Toetsing kan op veel niveaus: wat weet de leerling, welke vaardigheden beheerst hij en kan hij wat hij geleerd heeft op basis van realistische problemen laten zien? Het punt is natuurlijk dat toetsing in het voortgezet onderwijs vooral op die lagere niveaus plaatsvindt. Er wordt nauwelijks gekeken of leerlingen beschikken over complexe vaardigheden. Maar als dat niet gebeurt, voorspel ik  dat de ‘geleerde’ kennis in 4 à 5 jaar verdwenen is. Wat is dan de waarde om heel nauwkeurig te toetsen?

Terug naar de docent, die loopt achter toetsen aan die centraal geregeld worden. Hoe zelfstandig is dat?Misschien is zelfstandig het verkeerde woord. Waar ik op doel, is dat docenten de deur dicht doen en zich vervolgens alleen maar bekommeren om hun eigen vak. Als je onderwijs wilt innoveren... Betekenisvolle problemen kun je alleen oplossen door disciplines bij elkaar te brengen.
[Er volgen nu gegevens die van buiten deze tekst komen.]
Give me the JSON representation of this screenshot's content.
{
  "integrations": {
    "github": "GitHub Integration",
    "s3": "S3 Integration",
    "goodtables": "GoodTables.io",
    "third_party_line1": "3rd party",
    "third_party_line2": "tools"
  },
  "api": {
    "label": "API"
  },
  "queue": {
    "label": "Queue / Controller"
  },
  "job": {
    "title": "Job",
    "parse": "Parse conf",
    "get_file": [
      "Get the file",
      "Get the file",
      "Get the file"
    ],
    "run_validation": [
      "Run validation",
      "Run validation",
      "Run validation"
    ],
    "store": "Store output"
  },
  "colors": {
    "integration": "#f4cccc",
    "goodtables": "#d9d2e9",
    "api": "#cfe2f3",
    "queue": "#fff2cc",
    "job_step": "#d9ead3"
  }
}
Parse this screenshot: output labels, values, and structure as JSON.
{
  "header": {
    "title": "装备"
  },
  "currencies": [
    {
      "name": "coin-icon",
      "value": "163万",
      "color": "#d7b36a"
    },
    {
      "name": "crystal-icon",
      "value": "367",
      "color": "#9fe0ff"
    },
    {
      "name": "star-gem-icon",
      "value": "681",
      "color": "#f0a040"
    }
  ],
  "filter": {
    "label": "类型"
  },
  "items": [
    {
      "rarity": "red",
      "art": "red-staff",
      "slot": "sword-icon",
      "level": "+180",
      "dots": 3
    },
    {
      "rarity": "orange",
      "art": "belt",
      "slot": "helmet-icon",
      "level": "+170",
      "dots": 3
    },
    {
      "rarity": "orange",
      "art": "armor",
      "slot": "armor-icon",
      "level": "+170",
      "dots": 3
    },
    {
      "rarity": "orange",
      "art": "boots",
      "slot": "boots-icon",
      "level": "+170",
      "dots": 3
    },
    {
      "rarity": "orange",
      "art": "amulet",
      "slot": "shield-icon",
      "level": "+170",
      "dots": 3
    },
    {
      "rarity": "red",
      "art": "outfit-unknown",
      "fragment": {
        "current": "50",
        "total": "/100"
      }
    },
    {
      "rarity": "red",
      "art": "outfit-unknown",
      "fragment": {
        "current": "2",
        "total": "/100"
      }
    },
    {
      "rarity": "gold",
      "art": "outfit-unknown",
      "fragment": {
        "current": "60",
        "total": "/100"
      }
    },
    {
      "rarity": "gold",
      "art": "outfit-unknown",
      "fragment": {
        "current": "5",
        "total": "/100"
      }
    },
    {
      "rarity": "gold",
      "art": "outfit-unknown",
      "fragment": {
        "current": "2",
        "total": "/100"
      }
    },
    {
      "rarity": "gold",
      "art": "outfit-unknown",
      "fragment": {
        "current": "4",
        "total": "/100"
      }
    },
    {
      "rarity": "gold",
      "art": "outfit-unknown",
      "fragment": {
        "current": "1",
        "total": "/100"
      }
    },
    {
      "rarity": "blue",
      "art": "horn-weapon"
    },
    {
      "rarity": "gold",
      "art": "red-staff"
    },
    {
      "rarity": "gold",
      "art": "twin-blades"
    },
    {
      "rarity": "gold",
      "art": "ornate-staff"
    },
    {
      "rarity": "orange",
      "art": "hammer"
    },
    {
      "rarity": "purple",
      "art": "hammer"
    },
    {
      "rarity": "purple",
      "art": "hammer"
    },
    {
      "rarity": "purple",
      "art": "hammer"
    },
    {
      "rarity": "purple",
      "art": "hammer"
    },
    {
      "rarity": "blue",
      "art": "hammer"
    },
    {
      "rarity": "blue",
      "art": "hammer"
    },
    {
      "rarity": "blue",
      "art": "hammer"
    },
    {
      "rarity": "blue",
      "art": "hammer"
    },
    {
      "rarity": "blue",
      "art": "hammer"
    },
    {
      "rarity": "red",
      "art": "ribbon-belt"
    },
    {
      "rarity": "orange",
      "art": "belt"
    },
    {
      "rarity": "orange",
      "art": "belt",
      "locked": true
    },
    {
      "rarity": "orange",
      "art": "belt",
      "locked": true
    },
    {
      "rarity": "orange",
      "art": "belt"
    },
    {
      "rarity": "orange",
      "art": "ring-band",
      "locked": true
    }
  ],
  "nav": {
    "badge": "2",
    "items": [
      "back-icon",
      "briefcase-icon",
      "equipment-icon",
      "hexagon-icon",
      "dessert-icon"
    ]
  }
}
Stel die vakdocent eens gerust dat hij niet inboet aan vakinhoud bij –  laat ik ‘t maar noemen – projectonderwijs: komt hij door zijn Franse woordjes heen?
Bottomline is dit: als wij willen dat onze kinderen in een internationale context kunnen samenwerken met mensen in andere talen, dan moeten we ons onderwijs daarop inrichten. Dat bereik je niet door ze uit een boek woordjes te laten leren. Docenten Frans zijn hard nodig om kennis van Franse vocabulaire en grammatica beschikbaar te stellen aan kinderen op het moment dat ze dat nodig hebben om aan realistische opdrachten te werken. Je moet dus projecten zo definiëren dat alle docenten daarin hun ei kwijt kunnen, maar ik sluit niet uit dat ze soms een stapje terug moeten. Ik sprak laatst een docent autotechniek die volhield dat al zijn lessen noodzakelijk waren. Zijn collega zei toen: ‘Maar in ons boek zit een hoofdstuk over de carburateur, doe jij dat ook?’ Ja, daar besteedde hij een les aan. Waarop die collega zegt: ‘Maar er komt al sinds 2000 geen auto meer van de band met een carburateur.’ Er valt echt een hoop dood hout uit de curricula te halen. En dat is alleen maar winst.

Jeroen van Merriënboer is interim-voorzitter van de programmaraad voor onderwijsonderzoek (PROO) en onderzoeksdirecteur van de School of Health Proffesion Education aan de Universiteit van Maastricht

Dit artikel verscheen in Didactief, november 2012.